The guidelines are for adult patients (≥18 years), who are expected to stay in a medical or surgical ICU for more than 2 days. The guidelines were developed through analysis of the literature, other national and international guidelines and expert opinion. They are designed to be practical in the clinical setting.
The recommendations cover assessment and initiation of therapy. For enteral nutrition (EN) they advise on dosing, monitoring tolerance and adequacy, choosing the formula and adjunctive therapy, such as fibre additives or probiotics. For parenteral nutrition (PN) they recommend when to use it, and evaluate the evidence on maximising its efficacy. There are specific sections on pulmonary failure, renal failure, hepatic failure, acute pancreatitis, surgical subsets - trauma, traumatic brain injury, open abdomen, burns, sepsis, postoperative major surgery, chronically critically ill, obesity in critical illness and end-of-life situations.

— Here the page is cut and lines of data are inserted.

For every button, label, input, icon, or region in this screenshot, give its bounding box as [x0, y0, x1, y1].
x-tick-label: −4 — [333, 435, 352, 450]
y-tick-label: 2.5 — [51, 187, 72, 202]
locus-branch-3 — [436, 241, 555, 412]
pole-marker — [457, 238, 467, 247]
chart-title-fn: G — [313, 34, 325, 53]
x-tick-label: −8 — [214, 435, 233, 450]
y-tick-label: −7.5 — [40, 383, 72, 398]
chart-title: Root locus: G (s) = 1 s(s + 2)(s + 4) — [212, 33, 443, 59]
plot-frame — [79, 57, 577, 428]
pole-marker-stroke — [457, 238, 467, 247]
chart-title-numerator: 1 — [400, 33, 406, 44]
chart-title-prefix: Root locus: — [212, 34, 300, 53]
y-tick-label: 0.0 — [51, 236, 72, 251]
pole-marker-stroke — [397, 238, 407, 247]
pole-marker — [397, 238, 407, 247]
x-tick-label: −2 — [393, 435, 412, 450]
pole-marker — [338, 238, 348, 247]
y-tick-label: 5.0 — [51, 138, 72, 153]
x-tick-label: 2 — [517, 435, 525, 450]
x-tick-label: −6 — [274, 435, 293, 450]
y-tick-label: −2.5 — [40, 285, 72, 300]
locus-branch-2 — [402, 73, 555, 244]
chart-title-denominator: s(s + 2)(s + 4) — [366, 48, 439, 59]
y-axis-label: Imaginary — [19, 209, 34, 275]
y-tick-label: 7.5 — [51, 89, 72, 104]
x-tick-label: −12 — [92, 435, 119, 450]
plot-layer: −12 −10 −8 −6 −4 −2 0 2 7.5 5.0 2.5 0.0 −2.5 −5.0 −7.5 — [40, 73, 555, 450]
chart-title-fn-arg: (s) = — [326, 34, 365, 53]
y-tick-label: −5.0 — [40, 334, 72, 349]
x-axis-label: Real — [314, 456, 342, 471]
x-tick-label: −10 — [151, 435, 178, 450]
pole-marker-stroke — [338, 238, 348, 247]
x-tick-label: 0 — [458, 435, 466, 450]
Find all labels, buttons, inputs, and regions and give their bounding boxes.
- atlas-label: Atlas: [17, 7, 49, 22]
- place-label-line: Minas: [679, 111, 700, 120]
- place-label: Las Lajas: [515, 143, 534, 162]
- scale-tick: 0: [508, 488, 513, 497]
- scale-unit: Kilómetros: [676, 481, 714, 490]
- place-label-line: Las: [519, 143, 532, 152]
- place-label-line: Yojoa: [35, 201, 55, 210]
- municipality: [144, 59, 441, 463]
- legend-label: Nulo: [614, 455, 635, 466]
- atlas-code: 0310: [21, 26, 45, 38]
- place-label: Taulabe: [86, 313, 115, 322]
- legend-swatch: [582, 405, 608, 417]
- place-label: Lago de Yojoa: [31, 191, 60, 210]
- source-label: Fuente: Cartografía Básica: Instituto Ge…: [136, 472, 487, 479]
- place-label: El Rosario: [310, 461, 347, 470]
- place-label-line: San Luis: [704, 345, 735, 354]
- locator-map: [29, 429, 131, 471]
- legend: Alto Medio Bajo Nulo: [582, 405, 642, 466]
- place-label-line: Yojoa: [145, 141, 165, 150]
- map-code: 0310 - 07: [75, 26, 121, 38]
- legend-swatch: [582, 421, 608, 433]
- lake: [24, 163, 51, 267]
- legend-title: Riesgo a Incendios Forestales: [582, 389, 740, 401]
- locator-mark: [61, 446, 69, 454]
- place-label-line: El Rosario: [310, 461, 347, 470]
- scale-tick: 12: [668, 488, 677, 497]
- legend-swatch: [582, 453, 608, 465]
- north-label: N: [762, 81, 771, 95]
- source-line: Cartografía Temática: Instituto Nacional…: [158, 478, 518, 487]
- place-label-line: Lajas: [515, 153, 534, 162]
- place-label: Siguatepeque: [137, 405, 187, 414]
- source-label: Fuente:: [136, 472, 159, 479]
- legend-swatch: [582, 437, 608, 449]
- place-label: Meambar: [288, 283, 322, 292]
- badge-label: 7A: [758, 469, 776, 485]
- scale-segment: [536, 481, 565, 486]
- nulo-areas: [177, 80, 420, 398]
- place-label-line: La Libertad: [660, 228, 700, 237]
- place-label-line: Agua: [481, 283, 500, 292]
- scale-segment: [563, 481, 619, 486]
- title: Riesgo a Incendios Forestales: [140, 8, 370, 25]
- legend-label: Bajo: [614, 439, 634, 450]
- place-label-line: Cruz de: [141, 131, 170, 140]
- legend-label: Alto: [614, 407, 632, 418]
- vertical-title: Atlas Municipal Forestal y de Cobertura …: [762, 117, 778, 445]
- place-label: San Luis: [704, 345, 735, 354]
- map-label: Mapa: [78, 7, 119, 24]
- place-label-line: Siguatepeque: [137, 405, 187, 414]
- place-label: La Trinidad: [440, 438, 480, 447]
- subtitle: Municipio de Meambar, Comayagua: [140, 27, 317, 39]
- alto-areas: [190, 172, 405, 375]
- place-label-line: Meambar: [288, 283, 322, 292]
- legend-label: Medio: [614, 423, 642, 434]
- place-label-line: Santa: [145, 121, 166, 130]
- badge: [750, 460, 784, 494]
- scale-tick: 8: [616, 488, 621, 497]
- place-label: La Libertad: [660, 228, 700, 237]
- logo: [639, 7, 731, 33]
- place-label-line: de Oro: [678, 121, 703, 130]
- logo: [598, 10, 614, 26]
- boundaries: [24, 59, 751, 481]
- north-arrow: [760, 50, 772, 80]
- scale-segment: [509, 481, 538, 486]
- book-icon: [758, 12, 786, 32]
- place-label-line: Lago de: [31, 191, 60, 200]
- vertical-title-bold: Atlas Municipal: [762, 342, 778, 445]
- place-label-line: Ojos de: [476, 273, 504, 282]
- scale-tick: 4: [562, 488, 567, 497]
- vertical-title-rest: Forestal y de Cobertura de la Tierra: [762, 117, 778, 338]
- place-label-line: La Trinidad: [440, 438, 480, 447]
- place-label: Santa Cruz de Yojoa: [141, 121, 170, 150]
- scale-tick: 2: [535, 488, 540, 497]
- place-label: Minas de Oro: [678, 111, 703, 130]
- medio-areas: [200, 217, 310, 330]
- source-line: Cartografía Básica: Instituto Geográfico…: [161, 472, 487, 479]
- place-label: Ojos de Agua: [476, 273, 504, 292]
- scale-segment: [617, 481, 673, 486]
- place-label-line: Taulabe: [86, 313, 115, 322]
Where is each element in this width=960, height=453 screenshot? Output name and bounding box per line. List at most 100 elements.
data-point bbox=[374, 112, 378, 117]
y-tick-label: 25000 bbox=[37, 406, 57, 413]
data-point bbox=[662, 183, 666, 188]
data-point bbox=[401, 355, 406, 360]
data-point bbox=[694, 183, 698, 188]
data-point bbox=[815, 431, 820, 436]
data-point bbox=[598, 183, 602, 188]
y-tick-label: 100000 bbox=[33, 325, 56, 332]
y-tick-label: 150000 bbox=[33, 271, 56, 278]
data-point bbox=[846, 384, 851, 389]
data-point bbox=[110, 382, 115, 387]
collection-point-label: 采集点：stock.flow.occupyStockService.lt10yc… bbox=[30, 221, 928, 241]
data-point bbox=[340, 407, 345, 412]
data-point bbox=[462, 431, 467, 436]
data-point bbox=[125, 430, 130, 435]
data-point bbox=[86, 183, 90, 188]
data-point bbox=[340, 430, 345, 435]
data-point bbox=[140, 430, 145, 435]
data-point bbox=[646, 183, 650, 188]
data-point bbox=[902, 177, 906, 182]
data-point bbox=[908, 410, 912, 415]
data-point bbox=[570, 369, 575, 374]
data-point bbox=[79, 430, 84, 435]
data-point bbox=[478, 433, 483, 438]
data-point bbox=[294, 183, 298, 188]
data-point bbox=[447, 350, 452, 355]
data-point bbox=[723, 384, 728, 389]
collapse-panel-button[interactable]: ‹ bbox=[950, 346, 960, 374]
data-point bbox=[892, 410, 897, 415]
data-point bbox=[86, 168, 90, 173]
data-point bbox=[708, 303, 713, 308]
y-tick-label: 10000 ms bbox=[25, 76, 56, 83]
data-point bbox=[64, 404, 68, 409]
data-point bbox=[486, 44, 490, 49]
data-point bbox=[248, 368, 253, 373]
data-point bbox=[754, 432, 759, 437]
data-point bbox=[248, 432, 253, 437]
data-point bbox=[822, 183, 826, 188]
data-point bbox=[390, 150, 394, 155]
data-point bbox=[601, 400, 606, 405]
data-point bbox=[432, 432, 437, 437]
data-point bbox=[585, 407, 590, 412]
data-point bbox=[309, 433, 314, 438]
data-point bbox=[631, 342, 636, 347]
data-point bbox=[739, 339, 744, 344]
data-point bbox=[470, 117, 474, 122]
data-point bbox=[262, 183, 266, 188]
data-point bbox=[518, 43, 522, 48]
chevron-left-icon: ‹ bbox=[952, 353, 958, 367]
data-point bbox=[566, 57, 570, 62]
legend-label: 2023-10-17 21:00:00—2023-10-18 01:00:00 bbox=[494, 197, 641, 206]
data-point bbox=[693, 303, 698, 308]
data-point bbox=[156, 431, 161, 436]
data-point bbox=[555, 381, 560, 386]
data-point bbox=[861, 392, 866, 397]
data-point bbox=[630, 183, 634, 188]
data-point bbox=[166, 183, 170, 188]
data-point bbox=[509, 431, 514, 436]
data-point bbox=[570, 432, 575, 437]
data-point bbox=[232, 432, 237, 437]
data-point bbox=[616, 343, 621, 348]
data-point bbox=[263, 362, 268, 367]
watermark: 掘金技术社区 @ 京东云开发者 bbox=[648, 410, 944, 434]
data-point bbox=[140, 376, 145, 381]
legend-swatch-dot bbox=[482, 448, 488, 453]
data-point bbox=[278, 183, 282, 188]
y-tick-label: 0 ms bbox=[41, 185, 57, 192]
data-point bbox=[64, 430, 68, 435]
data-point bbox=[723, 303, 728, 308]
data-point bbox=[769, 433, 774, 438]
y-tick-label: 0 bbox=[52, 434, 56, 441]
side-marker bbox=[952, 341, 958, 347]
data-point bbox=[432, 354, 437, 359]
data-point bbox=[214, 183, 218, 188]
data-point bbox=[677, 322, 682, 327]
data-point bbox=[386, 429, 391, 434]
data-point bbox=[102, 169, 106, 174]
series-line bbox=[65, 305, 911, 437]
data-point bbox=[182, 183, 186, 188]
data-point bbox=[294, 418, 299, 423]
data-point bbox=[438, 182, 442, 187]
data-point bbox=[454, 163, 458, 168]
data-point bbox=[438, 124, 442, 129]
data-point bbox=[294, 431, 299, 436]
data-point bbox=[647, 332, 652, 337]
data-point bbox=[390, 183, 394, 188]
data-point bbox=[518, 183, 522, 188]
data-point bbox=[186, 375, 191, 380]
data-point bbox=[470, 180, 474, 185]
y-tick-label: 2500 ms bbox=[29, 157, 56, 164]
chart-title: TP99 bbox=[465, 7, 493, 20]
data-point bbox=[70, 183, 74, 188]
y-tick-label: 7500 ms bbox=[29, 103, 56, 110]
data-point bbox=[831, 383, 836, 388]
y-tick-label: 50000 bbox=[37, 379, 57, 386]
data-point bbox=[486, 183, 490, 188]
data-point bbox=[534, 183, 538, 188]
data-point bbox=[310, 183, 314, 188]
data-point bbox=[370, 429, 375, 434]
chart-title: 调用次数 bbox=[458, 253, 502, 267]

See Also: Nutrition monitoring
Nutrition BundleThe following are based on the top guidelines as voted on by the committee of experts.
- Assess patients on admission to the intensive care unit (ICU) for nutrition risk, and calculate both energy and protein requirements to determine goals of nutrition therapy.
- Initiate enteral nutrition (EN) within 24−48 hours following the onset of critical illness and admission to the ICU, and increase to goals over the first week of ICU stay.
- Take steps as needed to reduce risk of aspiration or improve tolerance to gastric feeding (use prokinetic agent, continuous infusion, chlorhexidine mouthwash, elevate the head of bed, and divert level of feeding in the gastrointestinal tract).
- Implement enteral feeding protocols with institution-specific strategies to promote delivery of EN.
- Do not use gastric residual volumes as part of routine care to monitor ICU patients receiving EN.
- Start parenteral nutrition early when EN is not feasible or sufficient in high-risk or poorly nourished patients.
In an accompanying podcast, Editor-in-Chief Kelly A. Tappenden, PhD, RD interviews committee members Dr. Stephen McClave, Dr. Beth Taylor, and Dr. Robert Martindale about the process and the main changes since the last published guidelines. They were at pains to emphasis that although the cut-off date for evidence evaluated was 31 December 2013 they ensured that the guidelines are consistent with studies published after that date.